What I hadn’t taken into consideration was that was a once-in-a-life-time opportunity to view the work of Da Vinci; arguably one of the greatest artists who has ever live. Also the exhibition had only been running for a few days. As you can imagine it was packed to the rafters. Da Vinci’s sketches were beautiful and intricately drawn, and it was truly amazing to see them. However, as they were sketches, they were small and trying to view them around a sea of heads was not without its problems. It didn’t help that many of the other visitors were peering at the pictures with magnifying glasses (provided helpfully by the gallery). I found the whole thing quite distracting and it spoilt my enjoyment somewhat.
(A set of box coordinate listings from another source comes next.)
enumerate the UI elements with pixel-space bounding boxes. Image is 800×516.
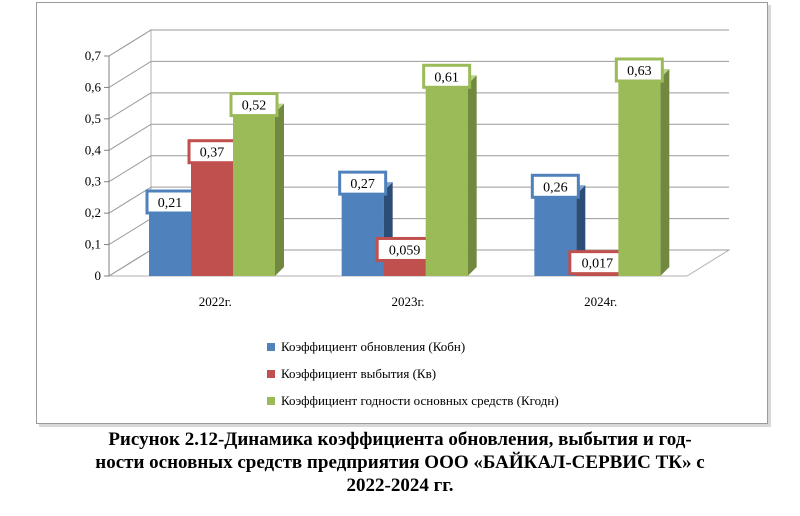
legend-swatch-fitness [267, 396, 275, 405]
gridline-diag [108, 29, 152, 57]
caption-line-1: Рисунок 2.12-Динамика коэффициента обнов… [108, 429, 692, 450]
bar-side [467, 75, 477, 277]
x-category-label: 2024г. [584, 294, 617, 309]
data-label: 0,017 [582, 257, 614, 272]
bar [233, 112, 275, 276]
legend-label-retirement: Коэффициент выбытия (Кв) [281, 365, 437, 381]
data-label-box [422, 63, 472, 89]
y-tick-label: 0,7 [85, 48, 102, 63]
x-category-label: 2022г. [199, 294, 232, 309]
gridline-diag [108, 123, 152, 151]
chart-frame: 0 0,1 0,2 0,3 0,4 0,5 0,6 0,7 2022г. 0,21 0,37 0,52… [36, 2, 768, 424]
x-category-label: 2023г. [391, 294, 424, 309]
bar-side [660, 69, 670, 276]
legend-label-fitness: Коэффициент годности основных средств (К… [281, 392, 559, 408]
figure-caption: Рисунок 2.12-Динамика коэффициента обнов… [0, 428, 800, 497]
data-label: 0,059 [389, 243, 421, 258]
y-tick-label: 0,2 [85, 205, 101, 220]
data-label-box [614, 57, 664, 83]
legend-swatch-renewal [267, 342, 275, 351]
gridline-diag [108, 186, 152, 214]
y-tick-label: 0,1 [85, 237, 101, 252]
bar-chart: 0 0,1 0,2 0,3 0,4 0,5 0,6 0,7 2022г. 0,21 0,37 0,52… [85, 29, 731, 309]
y-tick-label: 0,5 [85, 111, 101, 126]
legend-item-renewal: Коэффициент обновления (Кобн) [267, 333, 559, 360]
y-tick-label: 0,6 [85, 79, 102, 94]
gridline-diag [108, 249, 152, 277]
y-tick-label: 0,4 [85, 142, 102, 157]
data-label: 0,37 [200, 146, 225, 161]
bar [383, 257, 426, 276]
gridline-diag [108, 61, 152, 88]
bar [341, 191, 384, 276]
bar [618, 78, 661, 276]
side-wall [108, 29, 152, 277]
bar [425, 84, 468, 277]
legend-swatch-retirement [267, 369, 275, 378]
data-label: 0,21 [158, 196, 183, 211]
data-label: 0,63 [627, 64, 652, 79]
caption-line-3: 2022-2024 гг. [346, 475, 454, 496]
y-tick-label: 0,3 [85, 174, 101, 189]
bar [149, 210, 191, 276]
legend-item-fitness: Коэффициент годности основных средств (К… [267, 387, 559, 414]
legend-label-renewal: Коэффициент обновления (Кобн) [281, 338, 466, 354]
gridline-diag [108, 92, 152, 120]
gridline-diag [108, 155, 152, 183]
data-label: 0,61 [434, 70, 459, 85]
data-label: 0,52 [242, 99, 267, 114]
data-label-box [338, 170, 388, 196]
caption-line-2: ности основных средств предприятия ООО «… [95, 452, 705, 473]
y-tick-label: 0 [95, 268, 102, 283]
bar [191, 159, 233, 276]
gridline-diag [108, 218, 152, 245]
data-label-box [530, 173, 580, 199]
legend-item-retirement: Коэффициент выбытия (Кв) [267, 360, 559, 387]
data-label-box [229, 92, 279, 118]
data-label: 0,26 [543, 180, 568, 195]
chart-legend: Коэффициент обновления (Кобн) Коэффициен… [267, 333, 559, 414]
data-label: 0,27 [350, 177, 375, 192]
bar-side [275, 103, 284, 276]
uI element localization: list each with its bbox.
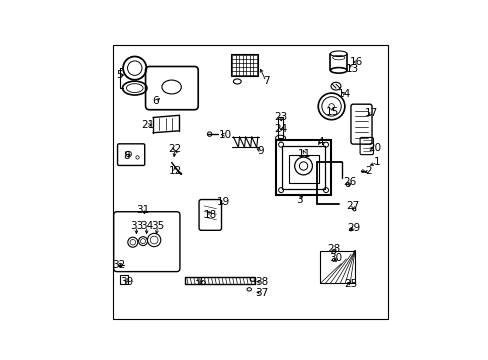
- Text: 20: 20: [367, 143, 381, 153]
- Text: 38: 38: [255, 277, 268, 287]
- Text: 23: 23: [274, 112, 287, 122]
- Text: 16: 16: [349, 57, 363, 67]
- Text: 15: 15: [325, 107, 338, 117]
- Text: 26: 26: [343, 177, 356, 187]
- Text: 33: 33: [129, 221, 142, 231]
- Text: 10: 10: [218, 130, 231, 140]
- Text: 2: 2: [365, 166, 371, 176]
- Text: 25: 25: [344, 279, 357, 289]
- Text: 31: 31: [136, 204, 149, 215]
- Bar: [230, 54, 258, 76]
- Bar: [276, 140, 330, 195]
- Text: 27: 27: [346, 201, 359, 211]
- Text: 11: 11: [297, 149, 311, 158]
- Text: 35: 35: [151, 221, 164, 231]
- Text: 34: 34: [140, 221, 153, 231]
- Text: 29: 29: [346, 222, 360, 233]
- Bar: [120, 275, 128, 284]
- Bar: [277, 117, 283, 138]
- Bar: [320, 251, 354, 283]
- Text: 1: 1: [373, 157, 380, 167]
- Text: 32: 32: [112, 260, 125, 270]
- Text: 9: 9: [257, 146, 264, 156]
- Bar: [282, 146, 324, 189]
- Text: 14: 14: [338, 90, 351, 99]
- Text: 5: 5: [116, 70, 123, 80]
- Text: 6: 6: [152, 96, 159, 107]
- Text: 12: 12: [168, 166, 182, 176]
- Text: 37: 37: [255, 288, 268, 298]
- Text: 24: 24: [274, 123, 287, 134]
- Text: 36: 36: [193, 277, 206, 287]
- Text: 22: 22: [168, 144, 182, 154]
- Text: 7: 7: [262, 76, 269, 86]
- Text: 13: 13: [346, 64, 359, 74]
- Text: 30: 30: [329, 253, 342, 263]
- Text: 39: 39: [120, 277, 133, 287]
- Bar: [185, 278, 255, 284]
- Text: 18: 18: [203, 210, 217, 220]
- Text: 21: 21: [141, 120, 154, 130]
- Text: 4: 4: [317, 136, 323, 147]
- Text: 17: 17: [364, 108, 377, 118]
- Text: 3: 3: [295, 195, 302, 205]
- Text: 28: 28: [327, 244, 340, 254]
- Bar: [288, 155, 318, 183]
- Text: 8: 8: [123, 151, 129, 161]
- Text: 19: 19: [216, 197, 229, 207]
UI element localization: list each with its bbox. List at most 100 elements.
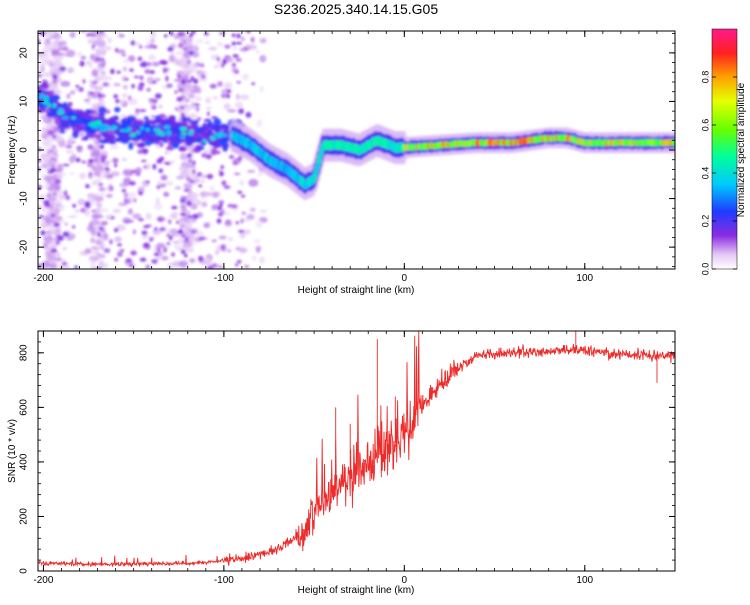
spectrogram-noise-blob [201, 259, 212, 267]
spectrogram-noise-blob [50, 144, 57, 149]
spectrogram-noise-blob [108, 185, 114, 192]
spectrogram-noise-blob [240, 94, 250, 100]
spectrogram-noise-blob [103, 160, 110, 167]
spectrogram-noise-blob [117, 243, 122, 247]
spectrogram-noise-blob [103, 263, 109, 268]
spectrogram-noise-blob [87, 193, 96, 199]
spectrogram-noise-blob [178, 61, 184, 66]
spectrogram-noise-blob [151, 115, 155, 118]
spectrogram-noise-blob [197, 70, 206, 74]
spectrogram-noise-blob [236, 259, 242, 264]
spectrogram-noise-blob [96, 231, 101, 238]
spectrogram-noise-blob [137, 56, 143, 62]
spectrogram-noise-blob [183, 253, 188, 258]
snr-xtick-label: 0 [402, 575, 408, 586]
spectrogram-noise-blob [57, 56, 65, 60]
spectrogram-noise-blob [166, 241, 171, 246]
spectrogram-noise-blob [187, 172, 192, 179]
spectrogram-noise-blob [169, 31, 174, 36]
spectrogram-noise-blob [196, 116, 202, 121]
spectrogram-noise-blob [224, 44, 231, 49]
spectrogram-noise-blob [132, 213, 142, 220]
spectrogram-noise-blob [46, 193, 51, 199]
spectrogram-y-ticks: -20 -10 0 10 20 [19, 33, 675, 267]
spectrogram-noise-blob [99, 191, 106, 197]
spectrogram-noise-blob [231, 62, 236, 68]
spectrogram-noise-blob [198, 184, 203, 188]
spectrogram-noise-blob [58, 40, 67, 46]
spectrogram-band-blob [119, 125, 126, 130]
spectrogram-ytick-label: 20 [19, 47, 30, 59]
spectrogram-noise-blob [57, 173, 63, 178]
spectrogram-noise-blob [179, 198, 186, 204]
spectrogram-noise-blob [224, 55, 231, 59]
spectrogram-noise-blob [251, 82, 256, 86]
spectrogram-noise-blob [93, 247, 100, 251]
spectrogram-noise-blob [256, 119, 262, 128]
spectrogram-band-blob [222, 145, 228, 152]
spectrogram-noise-blob [206, 111, 210, 117]
spectrogram-noise-blob [151, 80, 157, 84]
spectrogram-noise-blob [235, 157, 243, 161]
spectrogram-band-blob [147, 119, 156, 125]
spectrogram-noise-blob [183, 182, 193, 189]
spectrogram-noise-blob [125, 259, 132, 263]
spectrogram-noise-blob [66, 237, 74, 241]
spectrogram-noise-blob [129, 68, 134, 72]
spectrogram-noise-blob [79, 60, 85, 67]
spectrogram-noise-blob [97, 255, 102, 260]
spectrogram-noise-blob [88, 257, 97, 261]
spectrogram-noise-blob [183, 188, 190, 192]
spectrogram-noise-blob [113, 94, 119, 99]
spectrogram-noise-blob [185, 176, 192, 182]
spectrogram-noise-blob [211, 239, 218, 243]
spectrogram-band-blob [168, 115, 176, 123]
spectrogram-hotspot [135, 130, 141, 135]
spectrogram-band-blob [178, 146, 187, 152]
spectrogram-noise-blob [243, 47, 250, 51]
spectrogram-noise-blob [74, 209, 80, 213]
spectrogram-noise-blob [48, 263, 58, 269]
spectrogram-noise-blob [99, 208, 110, 213]
spectrogram-band-blob [132, 135, 143, 141]
spectrogram-noise-blob [69, 90, 76, 95]
spectrogram-noise-blob [176, 220, 180, 224]
spectrogram-noise-blob [232, 46, 238, 51]
spectrogram-noise-blob [160, 255, 169, 261]
spectrogram-noise-blob [126, 192, 137, 199]
spectrogram-noise-blob [259, 85, 264, 93]
spectrogram-noise-blob [223, 82, 233, 90]
spectrogram-noise-blob [59, 66, 66, 71]
spectrogram-noise-blob [80, 55, 87, 60]
spectrogram-noise-blob [164, 150, 170, 155]
spectrogram-noise-blob [115, 99, 120, 104]
spectrogram-noise-blob [228, 154, 235, 160]
spectrogram-noise-blob [144, 69, 151, 74]
spectrogram-noise-blob [54, 178, 61, 185]
spectrogram-noise-blob [50, 248, 57, 253]
spectrogram-noise-blob [218, 235, 227, 240]
spectrogram-noise-blob [152, 259, 158, 264]
spectrogram-noise-blob [143, 242, 150, 247]
spectrogram-noise-blob [159, 141, 164, 148]
spectrogram-noise-blob [38, 74, 43, 78]
spectrogram-hotspot [47, 103, 52, 108]
spectrogram-noise-blob [195, 230, 205, 239]
spectrogram-noise-blob [218, 31, 226, 36]
spectrogram-noise-blob [42, 126, 47, 131]
spectrogram-noise-blob [132, 229, 137, 235]
spectrogram-hotspot [129, 132, 137, 137]
spectrogram-noise-blob [96, 84, 102, 91]
spectrogram-noise-blob [97, 65, 103, 72]
spectrogram-band-blob [157, 135, 162, 141]
spectrogram-noise-blob [101, 221, 108, 226]
spectrogram-noise-blob [190, 228, 198, 235]
spectrogram-noise-blob [94, 193, 99, 197]
spectrogram-noise-blob [201, 201, 208, 208]
spectrogram-noise-blob [62, 163, 70, 167]
spectrogram-noise-blob [140, 61, 148, 68]
spectrogram-hotspot [39, 93, 45, 97]
spectrogram-noise-blob [226, 89, 232, 93]
spectrogram-noise-blob [235, 57, 242, 63]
There was something else that also detracted from my enjoyment of the exhibition, only this time it wasn’t the man with bare feet. He had very wisely decided to stay away. If only I had had the sense to. This time it was a film crew from one of the local television stations. The cameraman had obtrusively positioned himself in the middle of the gallery, whilst the reporter went around trying to find someone, anyone to interview. It was clearly a bad day at the office for her as, whilst people were quite happy to chat to her off camera, when it came to their fifteen minutes moment they all became camera-shy. This meant as well as having to view the sketches around magnifying glasses and people’s heads, I also had to contend with hearing the reporter repeatedly trying to cajole and coax the public. No-one gave in. We are from Yorkshire after all and such flattery doesn’t wash with us. Funnily enough the reporter didn’t ask me. I guess the expression on my face was enough to put her off.